Miss Milroy made a little grimace, implying supreme indifference to Midwinter, and saucy surprise at Allan's earnest advocacy of the merits of his friend. "Has he got nothing more interesting to say to me than that," she wondered, privately, "after kissing my hand twice yesterday morning?"

They were all in the major's workroom before Allan had the chance of trying a more attractive subject. There, on the top of a rough wooden case, which evidently contained the machinery, was the wonderful clock. The dial was crowned by a glass pedestal placed on rock-work in carved ebony; and on the top of the pedestal sat the inevitable figure of Time, with his everlasting scythe in his hand. Below the dial was a little platform, and at either end of it rose two miniature sentry-boxes, with closed doors. Externally, this was all that appeared, until the magic moment came when the clock struck twelve noon.

It wanted then about three minutes to twelve; and Major Milroy seized the opportunity of explaining what the exhibition was to be, before the exhibition began.

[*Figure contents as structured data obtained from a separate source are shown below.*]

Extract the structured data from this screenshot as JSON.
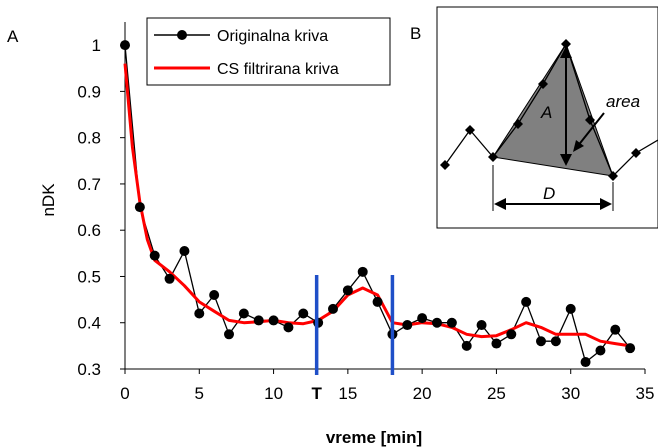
{
  "chart_data": [
    {
      "type": "line",
      "panel_label": "A",
      "xlabel": "vreme [min]",
      "ylabel": "nDK",
      "xlim": [
        0,
        35
      ],
      "ylim": [
        0.3,
        1.05
      ],
      "xticks": [
        "0",
        "5",
        "10",
        "15",
        "20",
        "25",
        "30",
        "35"
      ],
      "yticks": [
        "0.3",
        "0.4",
        "0.5",
        "0.6",
        "0.7",
        "0.8",
        "0.9",
        "1"
      ],
      "grid": false,
      "legend": "top-center",
      "series": [
        {
          "name": "Originalna kriva",
          "color": "#000000",
          "marker": "circle",
          "x": [
            0,
            1,
            2,
            3,
            4,
            5,
            6,
            7,
            8,
            9,
            10,
            11,
            12,
            13,
            14,
            15,
            16,
            17,
            18,
            19,
            20,
            21,
            22,
            23,
            24,
            25,
            26,
            27,
            28,
            29,
            30,
            31,
            32,
            33,
            34
          ],
          "y": [
            1.0,
            0.65,
            0.545,
            0.495,
            0.555,
            0.42,
            0.46,
            0.375,
            0.42,
            0.405,
            0.405,
            0.39,
            0.42,
            0.4,
            0.43,
            0.47,
            0.51,
            0.445,
            0.375,
            0.395,
            0.41,
            0.4,
            0.4,
            0.35,
            0.395,
            0.355,
            0.375,
            0.445,
            0.36,
            0.36,
            0.43,
            0.315,
            0.34,
            0.385,
            0.345
          ]
        },
        {
          "name": "CS filtrirana kriva",
          "color": "#ff0000",
          "marker": "none",
          "x": [
            0,
            0.5,
            1,
            1.5,
            2,
            3,
            4,
            5,
            6,
            7,
            8,
            9,
            10,
            11,
            12,
            13,
            14,
            15,
            16,
            17,
            18,
            19,
            20,
            21,
            22,
            23,
            24,
            25,
            26,
            27,
            28,
            29,
            30,
            31,
            32,
            33,
            34
          ],
          "y": [
            0.96,
            0.78,
            0.66,
            0.58,
            0.535,
            0.51,
            0.48,
            0.445,
            0.425,
            0.405,
            0.4,
            0.402,
            0.405,
            0.4,
            0.398,
            0.405,
            0.425,
            0.46,
            0.475,
            0.46,
            0.4,
            0.395,
            0.4,
            0.398,
            0.39,
            0.375,
            0.37,
            0.372,
            0.385,
            0.4,
            0.39,
            0.375,
            0.375,
            0.375,
            0.36,
            0.355,
            0.35
          ]
        }
      ],
      "markers": [
        {
          "x": 12.9,
          "label": "T",
          "color": "#1f4fc8"
        },
        {
          "x": 18.0,
          "label": "",
          "color": "#1f4fc8"
        }
      ]
    },
    {
      "type": "diagram",
      "panel_label": "B",
      "labels": [
        "A",
        "area",
        "D"
      ],
      "colors": {
        "fill": "#808080",
        "line": "#000000"
      }
    }
  ]
}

"At the first words, his mind fell back again into its old absorption over the one employment of his life. He turned to Midwinter (who had persisted in talking all the way from the parlor, and who was talking still) without a trace left in his manner of the cool and cutting composure with which he had spoken but a few minutes before. The noisy, familiar man, who had been an ill-bred intruder in the parlor, became a privileged guest in the workshop, for there he possessed the all-atoning social advantage of being new to the performances of the wonderful clock.

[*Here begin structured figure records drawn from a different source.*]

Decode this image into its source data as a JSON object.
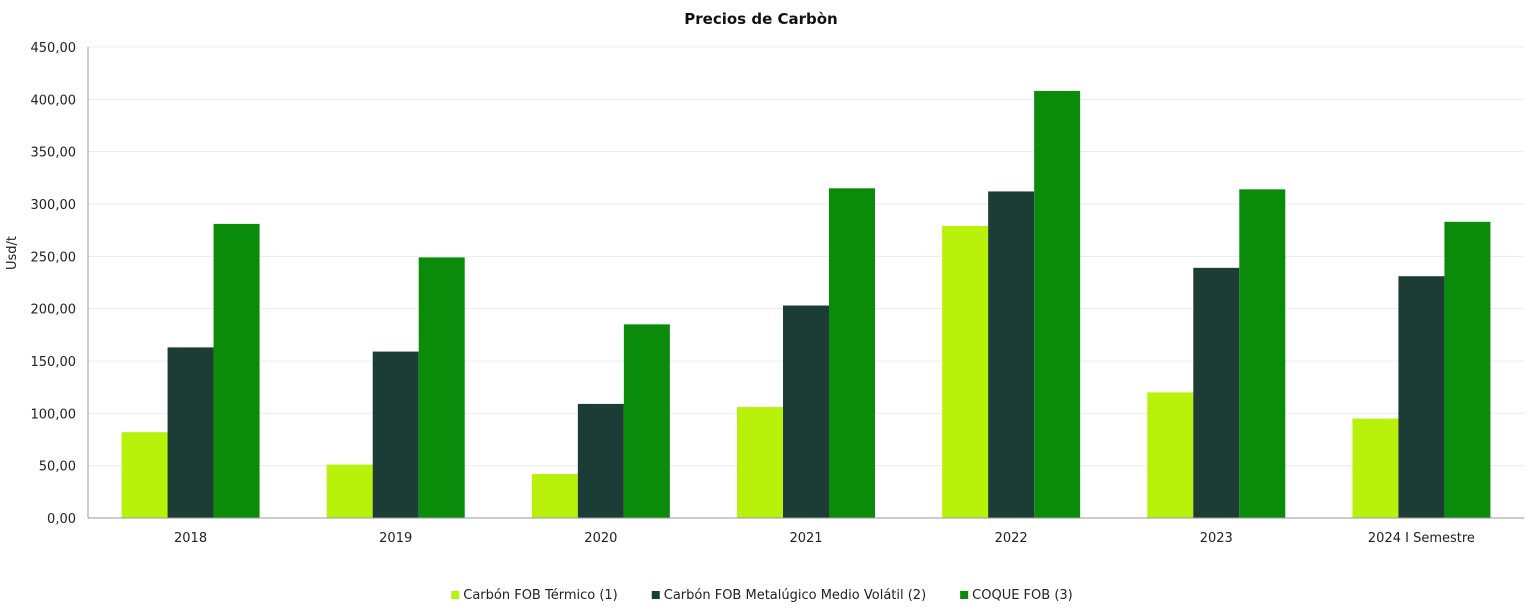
{
  "chart_data": {
    "type": "bar",
    "title": "Precios de Carbòn",
    "xlabel": "",
    "ylabel": "Usd/t",
    "ylim": [
      0,
      450
    ],
    "y_ticks": [
      "0,00",
      "50,00",
      "100,00",
      "150,00",
      "200,00",
      "250,00",
      "300,00",
      "350,00",
      "400,00",
      "450,00"
    ],
    "categories": [
      "2018",
      "2019",
      "2020",
      "2021",
      "2022",
      "2023",
      "2024 I Semestre"
    ],
    "grid": true,
    "legend_position": "bottom",
    "series": [
      {
        "name": "Carbón  FOB Térmico (1)",
        "color": "#b8f20a",
        "values": [
          82,
          51,
          42,
          106,
          279,
          120,
          95
        ]
      },
      {
        "name": "Carbón FOB Metalúgico  Medio Volátil (2)",
        "color": "#1b3d35",
        "values": [
          163,
          159,
          109,
          203,
          312,
          239,
          231
        ]
      },
      {
        "name": "COQUE FOB (3)",
        "color": "#0a8c0a",
        "values": [
          281,
          249,
          185,
          315,
          408,
          314,
          283
        ]
      }
    ]
  }
}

"At the first stroke of twelve, Mr. Midwinter," said the major, quite eagerly, "keep your eye on the figure of Time: he will move his scythe, and point it downward to the glass pedestal. You will next see a little printed card appear behind the glass, which will tell you the day of the month and the day of the week. At the last stroke of the clock, Time will lift his scythe again into its former position, and the chimes will ring a peal. The peal will be succeeded by the playing of a tune—the favorite march of my old regiment—and then the final performance of the clock will follow. The sentry-boxes, which you may observe at each side, will both open at the same moment. In one of them you will see the sentinel appear; and from the other a corporal and two privates will march across the platform to relieve the guard, and will then disappear, leaving the new sentinel at his post. I must ask your kind allowances for this last part of the performance. The machinery is a little complicated, and there are defects in it which I am ashamed to say I have not yet succeeded in remedying as I could wish. Sometimes the figures go all wrong, and sometimes they go all right. I hope they may do their best on the occasion of your seeing them for the first time."